Les analyses de la cellulose dans les carottes de tourbe recueillies par des scientifiques collaborateurs travaillant sur les cinq continents indiquent que une augmentation de la photosynthèse des mousses induite par le dioxyde de carbone dépend fortement de la nappe phréatique, ce qui peut modifier la composition spécifique des communautés de mousse de tourbe. Les résultats aideront à prédire comment les tourbières réagiront au changement climatique. Comprendre les tourbières est crucial car alors qu'elles ne couvrent que XNUMX% de la surface terrestre mondiale, elles stockent un tiers du carbone du sol mondial.

Henrik Serk et ses collègues des cinq continents ont étudié la réponse du rapport photorespiration sur photosynthèse dans Sphaigne mousses à l'augmentation du dioxyde de carbone au XXe siècle. Avec l'eau, la photosynthèse extrait le dioxyde de carbone de l'air et le fixe dans les plantes. Cependant, en plus de la photosynthèse, il existe un autre processus, photorespiration. Ce processus se produit lorsque le rubisco, une enzyme qui capte le dioxyde de carbone, capte l'oxygène et le convertit en dioxyde de carbone. "La photorespiration est essentielle pour le bilan carbone des plantes car elle réduit l'efficacité de la photosynthèse jusqu'à 35 %, et elle est supprimée par l'augmentation du CO2 mais accélérée par l'augmentation de la température", explique l'auteur Jürgen Schleucher, professeur à l'Université d'Umeå, en Suède, dans un communiqué de presse.
Pour l'étude, les chercheurs ont prélevé des carottes de tourbe à dix endroits dans le monde. Ils ont utilisé la spectroscopie par résonance magnétique nucléaire pour comparer les distributions de l'isotope stable de l'hydrogène, le deutérium, dans la cellulose des mousses de tourbe modernes et centenaires. Cela leur a permis de reconstituer l'évolution de l'efficacité photosynthétique au cours du XXe siècle en estimant l'impact de la photorespiration.
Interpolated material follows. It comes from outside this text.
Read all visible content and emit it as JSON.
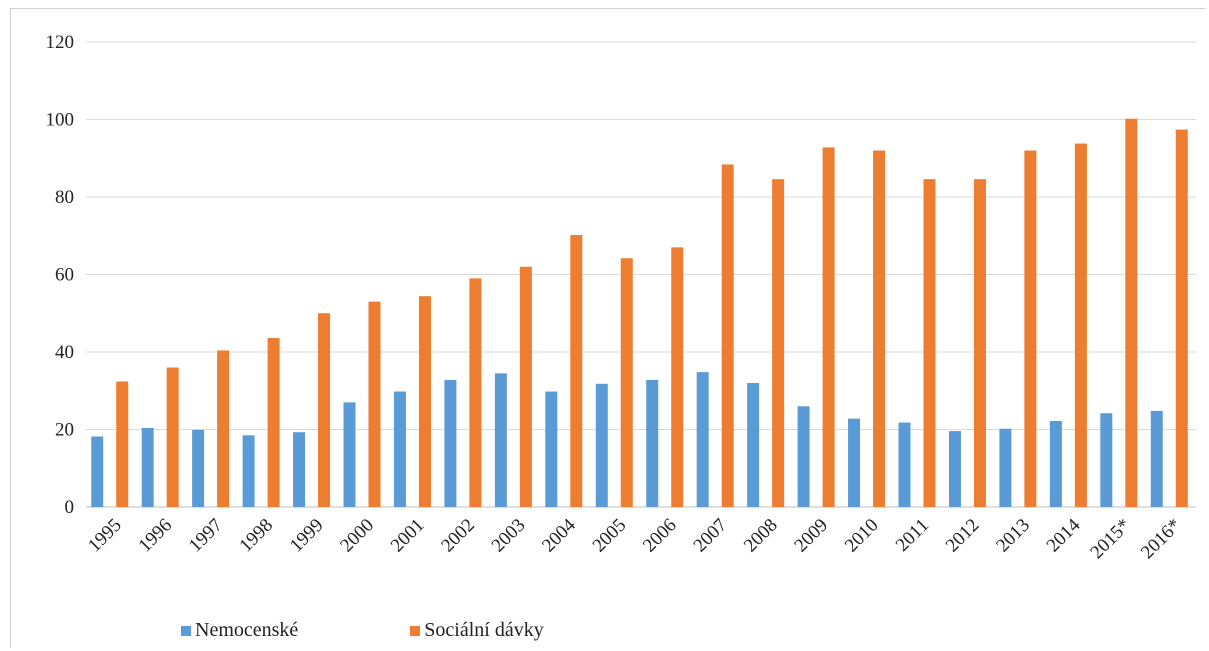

L'analyse a révélé que l'augmentation du dioxyde de carbone au cours du siècle dernier avait réduit la photorespiration, augmentant probablement le stockage du carbone dans les tourbières à ce jour et atténuant le changement climatique. Cependant, l'augmentation du dioxyde de carbone atmosphérique ne réduisait la photorespiration dans les tourbières que lorsque les niveaux d'eau étaient intermédiaires, et non lorsque les conditions étaient trop humides ou trop sèches. Contrairement à plantes vasculaires, les mousses ne peuvent pas transporter l'eau, de sorte que le niveau de la nappe phréatique contrôle leur teneur en humidité, affectant leurs performances photosynthétiques. Ainsi, les modèles basés sur les réponses physiologiques des plantes vasculaires ne peuvent pas être appliqués.
L'importance de la nappe phréatique peut avoir des conséquences importantes sur la composition des espèces des tourbières, car seules les mousses qui poussent à une distance intermédiaire du niveau de la nappe phréatique bénéficient de la concentration plus élevée de dioxyde de carbone atmosphérique. Les changements dans les précipitations pourraient avoir un effet considérable sur la capacité des mousses de tourbe à stocker le carbone lorsque la nappe phréatique monte ou descend.
« Pour obtenir une image plus claire de l'importance de la photorespiration pour les mousses de tourbe et l'accumulation de carbone dans la tourbe, la prochaine étape consiste à transférer nos données dans des modèles de photosynthèse personnalisés pour estimer les flux mondiaux de carbone des tourbières. Les futurs niveaux de CO2, les hausses de température, les changements dans les précipitations et les niveaux de la nappe phréatique devront tous être pris en compte pour prévoir le sort des tourbières dans un climat en évolution », déclare Jürgen Schleucher.
ARTICLE DE RECHERCHE
Serk, H., Nilsson, MB, Bohlin, E., Ehlers, I., Wieloch, T., Olid, C., Grover, S., Kalbitz, K., Limpens, J., Moore, T., Münchberger , W., Talbot, J., Wang, X., Knorr, K.-H., Pancotto, V. et Schleucher, J. (2021) « Global CO2 fertilization of Sphaigne mousses de tourbe via la suppression de la photorespiration au cours du XXe siècle », Rapports scientifiques. https://doi.org/10.1038/s41598-021-02953-1
Mis à jour le 18 janvier 2022 avec une image moins ambiguë de Sphaigne mousse.